Politiques d’inclusion numérique : derrière la logique dominante, une autre voie est possible

La crise sanitaire a provoqué un tel effet de loupe qu’on est passé d’une interrogation critique sur les enjeux de l’inclusion numérique à un objectif nettement plus opérationnel. C’est ce qu’explique Périne Brotcorne dans un numéro spécial consacré au trio numérique, social et environnement. « Aux différents échelons de pouvoir, il s’agit aujourd’hui de « permettre aux « victimes de la fracture numérique de monter dans le train de la transformation digitale pour qu’ils profitent de ses nombreux avantages ».

Grâce au Plan de Relance européen, les autorités fédérales consacrent un budget conséquent (30 millions d’euros) au projet « e-inclusion for Belgium « , porté par la Ministre en charge de l’Intégration sociale. De son côté, le Secrétaire d’Etat à la Digitalisation a récemment initié son plan « Connectoo » visant à « supprimer la fracture digitale d’ici 2030 en formant des fonctionnaires à devenir aidants numériques auprès des citoyens. À l’échelle régionale wallonne, le Plan de relance place la « réduction de la fracture numérique » au rang des « programmes d’action prioritaires pour sortir de la précarité ». Un  » Plan d’actions pour la médiation numérique de tous les wallons » avait par ailleurs été initié en 2020 par le SPW Emploi et l’Agence du Numérique avec différents partenaires publics et associatifs, mais n’a pas encore été publicisé. « Mais », explique la chercheuse, « derrière un consensus sur la nécessité de déployer des initiatives en faveur de l’inclusion numérique se cachent néanmoins des logiques différentes. Chacune prend appui sur des manières spécifiques d’envisager la place et le rôle des technologies numériques et plus généralement du progrès technologique dans la société. »

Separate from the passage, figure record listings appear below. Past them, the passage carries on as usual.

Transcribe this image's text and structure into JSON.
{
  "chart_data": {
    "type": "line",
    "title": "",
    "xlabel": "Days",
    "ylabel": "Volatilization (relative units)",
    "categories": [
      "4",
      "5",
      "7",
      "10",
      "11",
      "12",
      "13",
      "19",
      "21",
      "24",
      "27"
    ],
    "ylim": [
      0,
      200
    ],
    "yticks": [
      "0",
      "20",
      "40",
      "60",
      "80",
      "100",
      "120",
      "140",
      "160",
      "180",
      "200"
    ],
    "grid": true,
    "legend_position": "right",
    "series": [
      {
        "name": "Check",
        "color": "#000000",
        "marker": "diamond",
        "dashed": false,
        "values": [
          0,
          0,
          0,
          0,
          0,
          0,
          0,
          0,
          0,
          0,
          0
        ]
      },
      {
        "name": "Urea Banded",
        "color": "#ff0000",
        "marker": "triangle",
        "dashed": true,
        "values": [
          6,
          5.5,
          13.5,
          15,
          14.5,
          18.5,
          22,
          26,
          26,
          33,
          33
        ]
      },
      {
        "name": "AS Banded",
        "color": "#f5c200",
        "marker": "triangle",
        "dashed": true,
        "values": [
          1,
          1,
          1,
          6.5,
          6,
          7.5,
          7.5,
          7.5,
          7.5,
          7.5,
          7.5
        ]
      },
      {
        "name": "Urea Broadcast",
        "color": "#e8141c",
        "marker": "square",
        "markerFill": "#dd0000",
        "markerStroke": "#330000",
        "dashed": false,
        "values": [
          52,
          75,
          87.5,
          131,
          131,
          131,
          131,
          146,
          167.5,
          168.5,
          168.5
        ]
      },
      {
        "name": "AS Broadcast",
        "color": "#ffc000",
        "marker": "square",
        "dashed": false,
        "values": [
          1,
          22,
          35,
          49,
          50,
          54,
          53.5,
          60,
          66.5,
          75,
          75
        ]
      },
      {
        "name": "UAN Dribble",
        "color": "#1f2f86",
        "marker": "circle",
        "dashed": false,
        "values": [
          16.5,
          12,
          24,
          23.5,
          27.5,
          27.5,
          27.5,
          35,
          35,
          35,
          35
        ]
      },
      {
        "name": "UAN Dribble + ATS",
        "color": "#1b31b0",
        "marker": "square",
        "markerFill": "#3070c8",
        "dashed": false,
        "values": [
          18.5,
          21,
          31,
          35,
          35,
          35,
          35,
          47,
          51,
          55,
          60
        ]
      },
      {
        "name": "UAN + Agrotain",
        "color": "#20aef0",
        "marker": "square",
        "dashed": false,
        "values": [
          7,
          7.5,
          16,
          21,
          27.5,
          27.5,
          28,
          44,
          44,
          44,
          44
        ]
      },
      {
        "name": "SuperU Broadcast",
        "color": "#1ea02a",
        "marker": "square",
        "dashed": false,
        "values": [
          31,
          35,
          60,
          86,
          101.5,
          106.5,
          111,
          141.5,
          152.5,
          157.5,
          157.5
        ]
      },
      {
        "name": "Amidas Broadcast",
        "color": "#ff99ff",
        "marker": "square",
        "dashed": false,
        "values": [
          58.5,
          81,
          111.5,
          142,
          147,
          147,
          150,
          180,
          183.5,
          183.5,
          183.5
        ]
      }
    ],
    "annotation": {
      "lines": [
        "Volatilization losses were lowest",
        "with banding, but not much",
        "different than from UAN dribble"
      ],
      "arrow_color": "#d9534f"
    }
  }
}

Modèle intégratif et fétichisation de la technologie

Périne Brotcorne : « La première logique, dominante, procède d’une vision empreinte d’un déterminisme technologique selon laquelle la numérisation de la société est une évolution inévitable, parfois dotée d’une autonomie ou d’une volonté propre, mais en tout cas souhaitable pour le bien commun. Ce raisonnement, qui entretient une certaine confusion entre progrès technique et social, repose sur un imaginaire idéologique techniciste fermement ancré dans la société quant aux potentialités salvatrices des technologies. »

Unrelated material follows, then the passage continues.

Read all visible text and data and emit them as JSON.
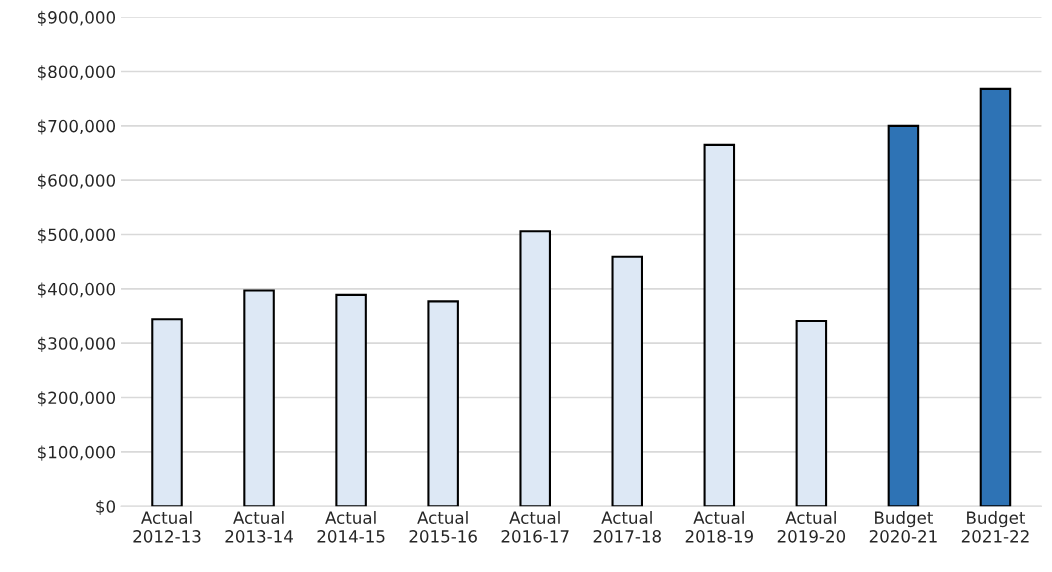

Faire porter aux personnes la responsabilité de leur fragilité

« Cette rhétorique placée sur les seuls bénéfices de la numérisation des services a pour conséquence d’éloigner la possibilité de questionner le sens de ces transformations ainsi que la direction qui leur est donnée. Face à un changement présenté comme inéluctable et porteur de progrès, la seule option envisageable est de s’y adapter. La logique qui s’impose est alors celle de l’insertion voire de la conformation à une norme sociale dominante. Dans la plupart des réponses politiques données, les problématiques liées aux « fractures numériques » sont abordées sous l’angle de « retards », de déficits individuels (d’accès, compétences, d’attitudes, de motivation) à combler. Les fragilités résultent, sous cet angle davantage de la responsabilité des personnes que de situations de vulnérabilités produites par des choix de société. »

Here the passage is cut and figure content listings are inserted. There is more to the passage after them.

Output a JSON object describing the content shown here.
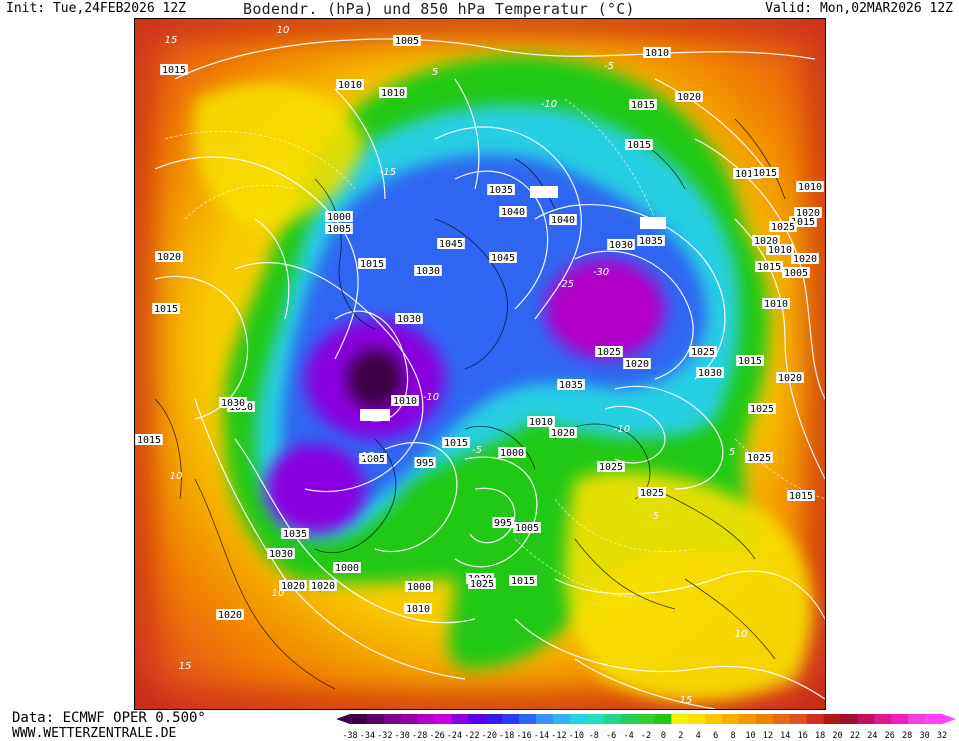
{
  "header": {
    "init": "Init: Tue,24FEB2026 12Z",
    "title": "Bodendr. (hPa) und 850 hPa Temperatur (°C)",
    "valid": "Valid: Mon,02MAR2026 12Z"
  },
  "footer": {
    "data_source": "Data: ECMWF OPER 0.500°",
    "website": "WWW.WETTERZENTRALE.DE"
  },
  "colorbar": {
    "ticks": [
      "-38",
      "-34",
      "-32",
      "-30",
      "-28",
      "-26",
      "-24",
      "-22",
      "-20",
      "-18",
      "-16",
      "-14",
      "-12",
      "-10",
      "-8",
      "-6",
      "-4",
      "-2",
      "0",
      "2",
      "4",
      "6",
      "8",
      "10",
      "12",
      "14",
      "16",
      "18",
      "20",
      "22",
      "24",
      "26",
      "28",
      "30",
      "32"
    ],
    "colors": [
      "#3c0044",
      "#5a0066",
      "#7a0088",
      "#9400a8",
      "#b200c8",
      "#c800e0",
      "#8a00e0",
      "#5a00e6",
      "#3a18e8",
      "#2a3cf0",
      "#2e66f2",
      "#3a90f4",
      "#30b4f0",
      "#28d0e4",
      "#22e0c0",
      "#22d890",
      "#22d060",
      "#30d030",
      "#22c818",
      "#f4f400",
      "#f8e000",
      "#f8c800",
      "#f8b000",
      "#f89800",
      "#f08000",
      "#e86818",
      "#e05020",
      "#d03020",
      "#b01818",
      "#a01030",
      "#c01060",
      "#e01890",
      "#f020c0",
      "#f040e0",
      "#ff40ff"
    ]
  },
  "map": {
    "pressure_labels": [
      {
        "text": "1005"
      },
      {
        "text": "1010"
      },
      {
        "text": "1015"
      },
      {
        "text": "1010"
      },
      {
        "text": "1010"
      },
      {
        "text": "1020"
      },
      {
        "text": "1015"
      },
      {
        "text": "1015"
      },
      {
        "text": "1015"
      },
      {
        "text": "1020"
      },
      {
        "text": "1000"
      },
      {
        "text": "1005"
      },
      {
        "text": "1030"
      },
      {
        "text": "1045"
      },
      {
        "text": "1035"
      },
      {
        "text": "1040"
      },
      {
        "text": "1040"
      },
      {
        "text": "1045"
      },
      {
        "text": "1030"
      },
      {
        "text": "1035"
      },
      {
        "text": "1015"
      },
      {
        "text": "1030"
      },
      {
        "text": "1020"
      },
      {
        "text": "1025"
      },
      {
        "text": "1025"
      },
      {
        "text": "1020"
      },
      {
        "text": "1030"
      },
      {
        "text": "1035"
      },
      {
        "text": "1010"
      },
      {
        "text": "1010"
      },
      {
        "text": "1015"
      },
      {
        "text": "1005"
      },
      {
        "text": "1000"
      },
      {
        "text": "995"
      },
      {
        "text": "995"
      },
      {
        "text": "1005"
      },
      {
        "text": "1000"
      },
      {
        "text": "1020"
      },
      {
        "text": "1025"
      },
      {
        "text": "1015"
      },
      {
        "text": "1025"
      },
      {
        "text": "1025"
      },
      {
        "text": "1020"
      },
      {
        "text": "1035"
      },
      {
        "text": "1030"
      },
      {
        "text": "1020"
      },
      {
        "text": "1020"
      },
      {
        "text": "1010"
      },
      {
        "text": "1000"
      },
      {
        "text": "1020"
      },
      {
        "text": "1030"
      },
      {
        "text": "1015"
      },
      {
        "text": "1015"
      },
      {
        "text": "1025"
      },
      {
        "text": "1020"
      },
      {
        "text": "1015"
      },
      {
        "text": "1020"
      },
      {
        "text": "1030"
      },
      {
        "text": "1025"
      },
      {
        "text": "1015"
      },
      {
        "text": "1010"
      },
      {
        "text": "1010"
      },
      {
        "text": "1005"
      },
      {
        "text": "1010"
      },
      {
        "text": "1015"
      },
      {
        "text": "1015"
      },
      {
        "text": "1020"
      },
      {
        "text": "1025"
      },
      {
        "text": "1015"
      }
    ],
    "temperature_labels": [
      {
        "text": "15"
      },
      {
        "text": "10"
      },
      {
        "text": "5"
      },
      {
        "text": "-5"
      },
      {
        "text": "-10"
      },
      {
        "text": "-15"
      },
      {
        "text": "-30"
      },
      {
        "text": "-25"
      },
      {
        "text": "-10"
      },
      {
        "text": "-5"
      },
      {
        "text": "10"
      },
      {
        "text": "15"
      },
      {
        "text": "-15"
      },
      {
        "text": "-10"
      },
      {
        "text": "5"
      },
      {
        "text": "10"
      },
      {
        "text": "-5"
      },
      {
        "text": "15"
      },
      {
        "text": "10"
      }
    ]
  }
}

Obligation de se conformer à des choix de société

« Cette orientation est manifeste dans le débat portant sur la montée en compétences numériques des citoyens et de leurs aidants numériques – digital budies. Les solutions d’accompagnement ou de médiation suggérées déchargent sur les individus et leur entourage la responsabilité de se former et de développer des usages pour assurer leur « bonne » insertion dans la société. Cette vision individualise les inégalités et s’intéresse peu à leurs causes sociales. Elle s’inscrit dans un cadre idéologique spécifique qui défend une posture centrée sur l’individu comme sujet autonome, responsable, capable d’activer les opportunités offertes par les technologies. On reconnaîtra dans cette logique celle propre aux politiques sociales d’activation se déployant dans le cadre de l’Etat social actif, bien documenté dans la littérature. C’est dire, autrement dit, que derrière leur nom, ces politiques relèvent en réalité d’une logique d’insertion visant à réadapter les individus aux nouvelles exigences de la société. »

Adapter le numérique à l’individu et non l’inverse

« Une seconde logique, moins visible dans les politiques en la matière, mais non absente, est toutefois bien celle d’une logique inclusive. A l’inverse d’une vision basée sur la réduction des « écarts à la norme » celle-ci est issue du modèle social du handicap mettant l’accent sur les déterminants contextuels des situations « hors normes ». Elle prône dès lors l’adaptation de l’environnement, notamment numérique, aux singularités des individus et non pas l’inverse. Ce changement de paradigme présuppose de s’éloigner d’une conception de la technologie comme un allant soi, neutre, ne soulevant que des questions d’ordre technique pour reconnaître leur dimensions sociales et politiques, « un terrain de lutte entre différents acteurs entretenant des relations différentes à la technique et au sens »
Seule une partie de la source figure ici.